IMPC: Investigating the role of Trichoplein (TCHP) in post-ischaemic vascular repair

Critical limb ischaemia is a severe reduction of the blood flow caused by the blockage of vessels of lower extremities. Complications due to poor circulation can include sores and non-healing wounds in the legs and feet of patients, which if left untreated, result in leg amputation. The blood vessels in the human body are lined with a thin layer of endothelial cells. In healthy people, endothelial cells help to form new vessels by migrating and dividing. Risk factors such as diabetes and obesity make the endothelial cells faulty and weak, which can lead to vessel-related problems like ischaemia, atherosclerosis and delayed healing of wounds. The main priority and an immediate treatment for this condition are to re-grow the vessels and re-establish the circulation to preserve the leg. Surgery can help but is difficult in elderly patients and works less well in those with diabetes and obesity. There is a pressing need for understanding how to restore blood flow to the affected limbs.
We know that a well-defined class of small genes, microRNAs, have the potential to regulate vessel growth and effect leg amputation. We have already discovered that from the endothelial cells a specific microRNA-503 promotes critical limb ischaemia. Moreover, our group has identified that miR-503 inhibits a protein called trichoplein (TCHP), which helps endothelial cells to migrate, and cells without TCHP are more easily damaged or killed.
In this study, we will use a mouse model lacking TCHP in the endothelium to understand the importance of TCHP when blood supply is reduced due to damage. Moreover, by an advance imaging analysis approaches, we will be able to understand the role of TCHP in blood vessel growth and repair.

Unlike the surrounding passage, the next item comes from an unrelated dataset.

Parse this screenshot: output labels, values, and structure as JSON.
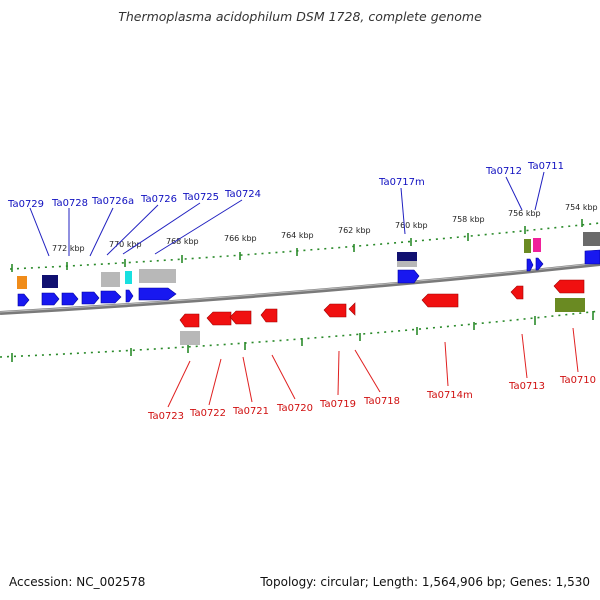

We believe that understanding how TCHP is regulated and whether it has a role in growing the vessels could help to control vessel related problem like ischaemia, hence TCHP can be an imminent target for developing novel therapies in critical limb ischaemia.
If successful, this pump priming grant would also allow me to generate pilot data to strengthen my application for Senior Fellowship.

After the onset of ischaemia, hypoxia-related pathways, immunoinflammatory balance, as well as changes in hemodynamical forces within vascular wall trigger all the processes regulating vascular homeostasis, including vasculogenesis, angiogenesis, arteriogenesis which act in concert to establish a functional vascular network in ischaemic zones. In patients with ischemic diseases, most of the cellular and molecular mechanisms involved in the activation of vessel growth and vascular remodelling are markedly compromised. Moreover, impaired endothelial function due to cardiovascular risk factors such as obesity and diabetes leads to development and rapid progression of severe vascular diseases.
Thus, the identification and characterization of novel genes/regulatory pathways to better understand the process behind vascular repair is therefore crucial.
Based on prior work, we have demonstrated that microRNA-503 (miR-503) has a prominent role in the diabetes-induced impairment of post-ischemic neovascularization. Leading on from the characterization of miR-503 targets, we have identified a novel regulator of endothelial cells (ECs) function - Trichoplein (TCHP). Our preliminary data reveal that loss of TCHP function in ECs led to an impaired EC functions such as migration and angiogenesis. Accordingly, disruption of TCHP gene expression in zebrafish using morpholinos results in defective blood vessel formation. Finally, we see a decreased expression of TCHP in ECs of type 1 diabetic mice and ECs from patients with vascular dysfunction and premature coronary artery disease. However, very little is still known on the role of TCHP during post-ischaemic angiogenesis, how it regulates vessel dynamics, and whether it plays a role in blood vessel growth.
We will therefore generate an endothelial lineage-specific TCHP knockout mouse, to determine the basal cardiovascular phenotype in these mice and to analyse the importance of TCHP during vascular injury.